Non è stata una lectio magistralis ma una lezione è stata, almeno stando al contesto, gli ampi saloni della facoltà di ingegneria. Qui Gianni Lettieri, patron di Atitech, ha chiarito l’operazione industriale che ormai sta per mettere a segno, uno dei più grandi “colpi” degli ultimi trent’anni a Napoli: “ Non si acquista e non si vende niente: è una joint venture tra Atitech e Alenia ”. Stavolta però Lettieri ha chiarito tutto da “professore”, vale a dire illustrando a duecento tra studenti e ricercatori del politecnico il suo piano del momento: il progetto del polo delle revisioni e delle manutenzioni aeronautiche.
Progetto che sarà reso possibile dall’acquisizione di uomini e mezzi dell’Alenia di Capodichino, acquisizione che si completerà il primo giugno ma che in questi giorni è tormentata dal conflitto sindacale, a causa della contrarietà dei lavoratori Alenia a passare sotto le insegne Atitech. “ Salverò una fabbrica che fa perdere soldi all’Alenia – ha spiegato Lettieri – e sarà la seconda volta che succede, dopo aver salvato l’Atitech, che ora non ha più debiti. Sono stato – ha poi aggiunto con una punta d’orgoglio – il primo imprenditore napoletano a salvare grandi aziende napoletane”. Spiegazioni consumate durante il seminario organizzato nella sala Bobbio della facoltà di ingegneria, a piazzale Tecchio, e promosso dal dottor Antonio Ferrara, dalle associazioni Aeropolis, Aian, Aidaa, in collaborazione con il dipartimento di Ingegneria Industriale e con Best, l’organizzazione degli studenti di ingegneria della Federico II.
Lungo il dettaglio del progetto Lettieri. Il 16 marzo Alenia e Atitech hanno presentato ai sindacati il progetto industriale relativo all’acquisizione di Alenia Capodichino da parte della società partenopea guidata da Lettieri e il conseguente piano relativo alla creazione del polo delle manutenzioni aeronautiche: ore di lavoro triplicate e 270 nuove assunzioni entro cinque anni grazie alle committenze delle compagnie italiane e straniere. Il progetto, ormai giunto alla fase operativa, prevede un considerevole aumento delle ore lavorate, che passeranno da 400mila a 1milione all’anno. Sotto il profilo occupazionale sarà dato il via, entro il prossimo 1 giugno, al trasferimento in una “newco” di 178 lavoratori di Alenia Capodichino, che svolgeranno attività di manutenzione e trasformazione degli aerei A320, Boeing 767 e di tutte le tipologie di Atr. Si tratta di 178 lavoratori che resteranno con il contratto metalmeccanico. “ Dico agli pseudo statisti che si sono presentati davanti all’Alenia – la stoccata di Lettieri a Maurizio Landini, Valeria Ciarambino e Giorgia Meloni – che la newco è sorta per garantire la prosecuzione del regime in contratto metalmeccanico dei lavoratori Alenia, visto che i dipendenti Atitech hanno il contratto dei trasporti. Ma l’azienda sarà una.

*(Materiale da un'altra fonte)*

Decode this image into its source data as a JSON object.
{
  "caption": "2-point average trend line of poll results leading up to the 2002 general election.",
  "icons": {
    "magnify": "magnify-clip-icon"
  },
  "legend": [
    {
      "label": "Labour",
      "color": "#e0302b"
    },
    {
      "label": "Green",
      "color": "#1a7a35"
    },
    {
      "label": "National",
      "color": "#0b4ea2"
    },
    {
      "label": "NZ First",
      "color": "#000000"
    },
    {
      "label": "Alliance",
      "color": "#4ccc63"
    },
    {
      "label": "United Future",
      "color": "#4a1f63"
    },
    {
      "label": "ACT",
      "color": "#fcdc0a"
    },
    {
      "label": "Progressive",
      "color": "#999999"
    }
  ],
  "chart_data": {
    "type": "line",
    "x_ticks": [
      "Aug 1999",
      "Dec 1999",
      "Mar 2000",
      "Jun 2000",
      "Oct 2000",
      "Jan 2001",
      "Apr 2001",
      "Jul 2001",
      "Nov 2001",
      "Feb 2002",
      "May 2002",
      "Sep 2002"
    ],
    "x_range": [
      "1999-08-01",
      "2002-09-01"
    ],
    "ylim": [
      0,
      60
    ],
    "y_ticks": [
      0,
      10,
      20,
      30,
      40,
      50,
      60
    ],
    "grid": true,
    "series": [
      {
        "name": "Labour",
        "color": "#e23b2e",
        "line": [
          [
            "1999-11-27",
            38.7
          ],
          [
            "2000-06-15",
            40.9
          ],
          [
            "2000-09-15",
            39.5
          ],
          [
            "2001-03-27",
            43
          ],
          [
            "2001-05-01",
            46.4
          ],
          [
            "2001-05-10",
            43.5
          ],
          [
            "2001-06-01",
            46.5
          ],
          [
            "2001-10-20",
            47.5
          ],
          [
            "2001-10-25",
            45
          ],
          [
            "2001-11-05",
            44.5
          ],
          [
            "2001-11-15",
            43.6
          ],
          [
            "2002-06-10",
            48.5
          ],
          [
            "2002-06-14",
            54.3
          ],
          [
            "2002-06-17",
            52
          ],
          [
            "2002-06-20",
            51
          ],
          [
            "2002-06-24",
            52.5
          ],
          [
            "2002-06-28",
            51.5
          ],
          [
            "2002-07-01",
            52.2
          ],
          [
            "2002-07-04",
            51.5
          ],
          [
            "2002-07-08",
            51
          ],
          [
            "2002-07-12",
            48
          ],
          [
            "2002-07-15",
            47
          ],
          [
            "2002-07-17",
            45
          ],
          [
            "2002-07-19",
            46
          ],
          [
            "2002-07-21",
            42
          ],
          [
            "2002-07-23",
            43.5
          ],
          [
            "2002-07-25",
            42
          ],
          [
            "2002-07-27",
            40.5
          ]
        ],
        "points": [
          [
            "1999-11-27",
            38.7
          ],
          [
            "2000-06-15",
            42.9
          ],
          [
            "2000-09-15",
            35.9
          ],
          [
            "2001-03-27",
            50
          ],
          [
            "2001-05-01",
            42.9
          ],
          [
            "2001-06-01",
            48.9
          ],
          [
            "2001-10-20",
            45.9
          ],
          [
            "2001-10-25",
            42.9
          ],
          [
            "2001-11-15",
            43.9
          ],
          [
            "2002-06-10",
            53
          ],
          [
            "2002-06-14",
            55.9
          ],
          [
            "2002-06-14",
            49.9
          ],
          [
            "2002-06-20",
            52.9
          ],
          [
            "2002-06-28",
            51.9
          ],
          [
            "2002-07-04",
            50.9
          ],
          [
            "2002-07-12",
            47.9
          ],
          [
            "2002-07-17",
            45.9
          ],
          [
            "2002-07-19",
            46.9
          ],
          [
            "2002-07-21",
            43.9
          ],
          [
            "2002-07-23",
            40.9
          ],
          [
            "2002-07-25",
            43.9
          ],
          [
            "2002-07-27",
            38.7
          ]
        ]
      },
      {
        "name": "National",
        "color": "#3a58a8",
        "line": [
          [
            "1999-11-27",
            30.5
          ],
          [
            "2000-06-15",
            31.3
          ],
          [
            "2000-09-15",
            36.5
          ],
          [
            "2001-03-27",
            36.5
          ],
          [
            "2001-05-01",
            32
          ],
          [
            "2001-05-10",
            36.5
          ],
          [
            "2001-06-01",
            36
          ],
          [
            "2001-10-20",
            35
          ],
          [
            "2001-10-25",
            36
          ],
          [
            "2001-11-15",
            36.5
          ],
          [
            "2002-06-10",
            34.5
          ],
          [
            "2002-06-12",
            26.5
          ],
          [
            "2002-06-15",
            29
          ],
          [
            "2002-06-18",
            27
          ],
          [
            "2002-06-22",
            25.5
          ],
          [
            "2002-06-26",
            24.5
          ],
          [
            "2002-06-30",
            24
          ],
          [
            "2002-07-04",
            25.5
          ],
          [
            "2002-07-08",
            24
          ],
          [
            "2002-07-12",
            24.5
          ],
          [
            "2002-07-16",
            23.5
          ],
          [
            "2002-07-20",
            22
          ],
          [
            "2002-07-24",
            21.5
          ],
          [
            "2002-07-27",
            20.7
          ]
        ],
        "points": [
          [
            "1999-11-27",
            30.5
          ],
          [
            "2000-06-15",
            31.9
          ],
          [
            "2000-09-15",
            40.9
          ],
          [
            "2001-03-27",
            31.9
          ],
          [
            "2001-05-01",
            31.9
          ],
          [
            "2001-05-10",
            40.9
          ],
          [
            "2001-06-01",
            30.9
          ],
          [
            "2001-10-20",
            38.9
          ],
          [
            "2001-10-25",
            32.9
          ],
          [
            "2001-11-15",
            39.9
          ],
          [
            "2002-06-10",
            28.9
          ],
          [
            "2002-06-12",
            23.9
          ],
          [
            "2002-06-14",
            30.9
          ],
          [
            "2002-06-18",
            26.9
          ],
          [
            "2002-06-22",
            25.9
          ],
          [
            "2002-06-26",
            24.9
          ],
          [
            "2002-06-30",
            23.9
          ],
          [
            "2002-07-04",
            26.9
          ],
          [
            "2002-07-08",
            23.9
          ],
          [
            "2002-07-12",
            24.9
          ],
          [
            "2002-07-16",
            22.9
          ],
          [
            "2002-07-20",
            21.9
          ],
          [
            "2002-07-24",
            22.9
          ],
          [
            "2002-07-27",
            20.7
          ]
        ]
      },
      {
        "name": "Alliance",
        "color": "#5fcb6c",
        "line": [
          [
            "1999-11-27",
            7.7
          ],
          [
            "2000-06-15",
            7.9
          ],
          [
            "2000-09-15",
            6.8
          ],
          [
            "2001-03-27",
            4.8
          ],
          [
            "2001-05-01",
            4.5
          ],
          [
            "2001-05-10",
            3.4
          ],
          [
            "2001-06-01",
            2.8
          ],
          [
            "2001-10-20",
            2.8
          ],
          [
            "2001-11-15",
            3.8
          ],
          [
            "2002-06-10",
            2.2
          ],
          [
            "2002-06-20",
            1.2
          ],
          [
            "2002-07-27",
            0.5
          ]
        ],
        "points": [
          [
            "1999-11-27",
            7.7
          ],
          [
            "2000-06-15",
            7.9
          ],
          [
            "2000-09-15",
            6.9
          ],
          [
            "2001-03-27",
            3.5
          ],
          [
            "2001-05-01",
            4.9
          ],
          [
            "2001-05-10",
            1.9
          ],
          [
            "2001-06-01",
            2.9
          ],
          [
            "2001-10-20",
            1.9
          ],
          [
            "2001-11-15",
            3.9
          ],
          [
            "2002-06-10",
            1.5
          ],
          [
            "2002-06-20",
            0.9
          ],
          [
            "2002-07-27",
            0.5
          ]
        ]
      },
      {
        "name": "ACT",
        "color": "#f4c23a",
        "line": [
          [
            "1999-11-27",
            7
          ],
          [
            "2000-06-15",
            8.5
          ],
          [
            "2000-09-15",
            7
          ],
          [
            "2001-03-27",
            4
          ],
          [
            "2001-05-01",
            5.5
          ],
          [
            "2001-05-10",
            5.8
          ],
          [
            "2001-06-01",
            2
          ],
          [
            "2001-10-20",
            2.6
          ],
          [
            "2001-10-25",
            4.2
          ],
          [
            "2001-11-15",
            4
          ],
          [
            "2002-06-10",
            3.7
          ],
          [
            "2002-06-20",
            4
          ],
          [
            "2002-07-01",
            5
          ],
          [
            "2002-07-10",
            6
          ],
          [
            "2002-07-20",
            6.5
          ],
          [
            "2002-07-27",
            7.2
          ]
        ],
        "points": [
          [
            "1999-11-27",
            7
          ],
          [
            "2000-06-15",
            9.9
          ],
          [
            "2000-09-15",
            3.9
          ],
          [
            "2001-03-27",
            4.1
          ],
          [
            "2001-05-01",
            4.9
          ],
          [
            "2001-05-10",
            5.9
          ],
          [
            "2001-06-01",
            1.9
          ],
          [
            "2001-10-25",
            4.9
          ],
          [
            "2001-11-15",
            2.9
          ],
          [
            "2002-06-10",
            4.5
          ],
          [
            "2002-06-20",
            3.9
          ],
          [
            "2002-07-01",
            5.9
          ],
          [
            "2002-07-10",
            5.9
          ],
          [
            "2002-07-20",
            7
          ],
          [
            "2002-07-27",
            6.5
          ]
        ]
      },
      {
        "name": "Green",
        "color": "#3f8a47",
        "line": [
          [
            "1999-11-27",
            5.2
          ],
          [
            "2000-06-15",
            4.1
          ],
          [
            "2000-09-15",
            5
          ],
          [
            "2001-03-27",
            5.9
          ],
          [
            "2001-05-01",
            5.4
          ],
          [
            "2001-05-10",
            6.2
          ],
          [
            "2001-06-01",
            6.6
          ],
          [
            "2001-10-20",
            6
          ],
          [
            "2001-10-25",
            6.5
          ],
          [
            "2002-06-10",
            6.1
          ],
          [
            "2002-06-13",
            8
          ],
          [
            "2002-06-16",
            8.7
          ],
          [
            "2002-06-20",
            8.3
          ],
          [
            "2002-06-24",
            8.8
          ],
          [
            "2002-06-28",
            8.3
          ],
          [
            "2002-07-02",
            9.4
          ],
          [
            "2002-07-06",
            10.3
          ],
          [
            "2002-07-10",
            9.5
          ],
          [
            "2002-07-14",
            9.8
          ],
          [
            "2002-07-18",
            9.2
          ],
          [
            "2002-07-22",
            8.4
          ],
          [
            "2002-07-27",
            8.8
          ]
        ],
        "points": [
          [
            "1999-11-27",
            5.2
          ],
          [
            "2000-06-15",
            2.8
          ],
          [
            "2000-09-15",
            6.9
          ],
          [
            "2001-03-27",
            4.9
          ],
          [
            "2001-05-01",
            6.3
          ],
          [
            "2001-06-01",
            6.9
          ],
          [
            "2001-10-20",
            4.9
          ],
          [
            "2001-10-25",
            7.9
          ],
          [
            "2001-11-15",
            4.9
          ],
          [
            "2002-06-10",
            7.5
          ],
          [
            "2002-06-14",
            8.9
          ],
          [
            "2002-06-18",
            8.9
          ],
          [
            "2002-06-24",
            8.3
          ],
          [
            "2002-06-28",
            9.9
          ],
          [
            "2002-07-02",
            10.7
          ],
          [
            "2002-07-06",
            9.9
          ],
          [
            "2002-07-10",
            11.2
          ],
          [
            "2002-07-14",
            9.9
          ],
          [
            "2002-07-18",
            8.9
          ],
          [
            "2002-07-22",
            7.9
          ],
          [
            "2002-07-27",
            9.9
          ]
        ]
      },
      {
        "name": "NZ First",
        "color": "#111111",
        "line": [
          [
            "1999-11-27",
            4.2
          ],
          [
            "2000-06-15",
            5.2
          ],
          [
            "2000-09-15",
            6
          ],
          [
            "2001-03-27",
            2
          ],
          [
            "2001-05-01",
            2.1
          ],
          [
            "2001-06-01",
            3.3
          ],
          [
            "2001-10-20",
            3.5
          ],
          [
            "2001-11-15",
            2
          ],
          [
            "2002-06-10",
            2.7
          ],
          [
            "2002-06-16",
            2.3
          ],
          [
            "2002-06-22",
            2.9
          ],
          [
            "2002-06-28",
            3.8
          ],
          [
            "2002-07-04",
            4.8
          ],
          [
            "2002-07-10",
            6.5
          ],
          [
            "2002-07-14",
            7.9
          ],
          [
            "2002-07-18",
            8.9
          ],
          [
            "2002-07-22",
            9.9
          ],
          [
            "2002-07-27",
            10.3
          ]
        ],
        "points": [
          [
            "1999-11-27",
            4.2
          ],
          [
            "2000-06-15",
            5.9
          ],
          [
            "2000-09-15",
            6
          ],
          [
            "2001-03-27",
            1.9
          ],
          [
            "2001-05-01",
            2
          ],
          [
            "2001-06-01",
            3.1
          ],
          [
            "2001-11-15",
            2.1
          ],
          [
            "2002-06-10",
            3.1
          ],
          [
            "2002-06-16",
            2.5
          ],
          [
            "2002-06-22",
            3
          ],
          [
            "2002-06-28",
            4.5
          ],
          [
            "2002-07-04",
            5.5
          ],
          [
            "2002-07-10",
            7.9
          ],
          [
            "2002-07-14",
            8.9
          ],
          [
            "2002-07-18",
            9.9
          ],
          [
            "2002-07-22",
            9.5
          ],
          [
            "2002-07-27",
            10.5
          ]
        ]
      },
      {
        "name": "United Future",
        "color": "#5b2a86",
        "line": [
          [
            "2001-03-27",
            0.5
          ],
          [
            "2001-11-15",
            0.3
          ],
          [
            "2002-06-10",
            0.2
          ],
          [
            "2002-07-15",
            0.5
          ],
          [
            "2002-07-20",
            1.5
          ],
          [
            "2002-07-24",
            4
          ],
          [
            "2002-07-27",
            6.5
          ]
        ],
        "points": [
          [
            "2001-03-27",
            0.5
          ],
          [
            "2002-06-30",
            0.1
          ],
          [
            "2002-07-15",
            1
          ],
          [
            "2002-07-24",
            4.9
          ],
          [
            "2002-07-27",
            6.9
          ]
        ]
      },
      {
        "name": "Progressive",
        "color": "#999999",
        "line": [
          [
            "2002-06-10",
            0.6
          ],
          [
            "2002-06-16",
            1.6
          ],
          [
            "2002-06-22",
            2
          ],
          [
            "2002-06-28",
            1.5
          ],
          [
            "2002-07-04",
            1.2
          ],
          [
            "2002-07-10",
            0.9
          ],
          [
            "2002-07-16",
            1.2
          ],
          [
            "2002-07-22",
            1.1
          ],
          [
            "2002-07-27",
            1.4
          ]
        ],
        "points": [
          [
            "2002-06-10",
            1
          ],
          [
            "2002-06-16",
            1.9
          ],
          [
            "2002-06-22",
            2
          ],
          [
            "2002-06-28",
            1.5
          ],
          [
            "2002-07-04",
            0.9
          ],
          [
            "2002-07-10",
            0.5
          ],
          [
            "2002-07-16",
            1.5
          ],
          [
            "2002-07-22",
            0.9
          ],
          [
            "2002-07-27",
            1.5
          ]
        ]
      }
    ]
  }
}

Successivamente infatti – ha anticipato l’imprenditore – diventerà una sola società ”. La newco, una srl, è controllata al 75 % da Atitech e al 25 % da Alenia. Per quanto riguarda le attività di revisione e montaggio del velivolo militare C27J e G222, queste resteranno in Alenia Capodichino fino ad esaurimento. Dopodiché saranno trasferite in Alenia-Torino. C’è intanto un elenco di compagnie italiane ed estere, sono 16, che stanno trattando con Lettieri, il quale ha garantito tra i 10 e i 12 milioni di euro di investimenti Atitech per la riconversione degli spazi e per la formazione. Martedi riprenderà la trattativa con i sindacati, a Roma, su tutta la partita.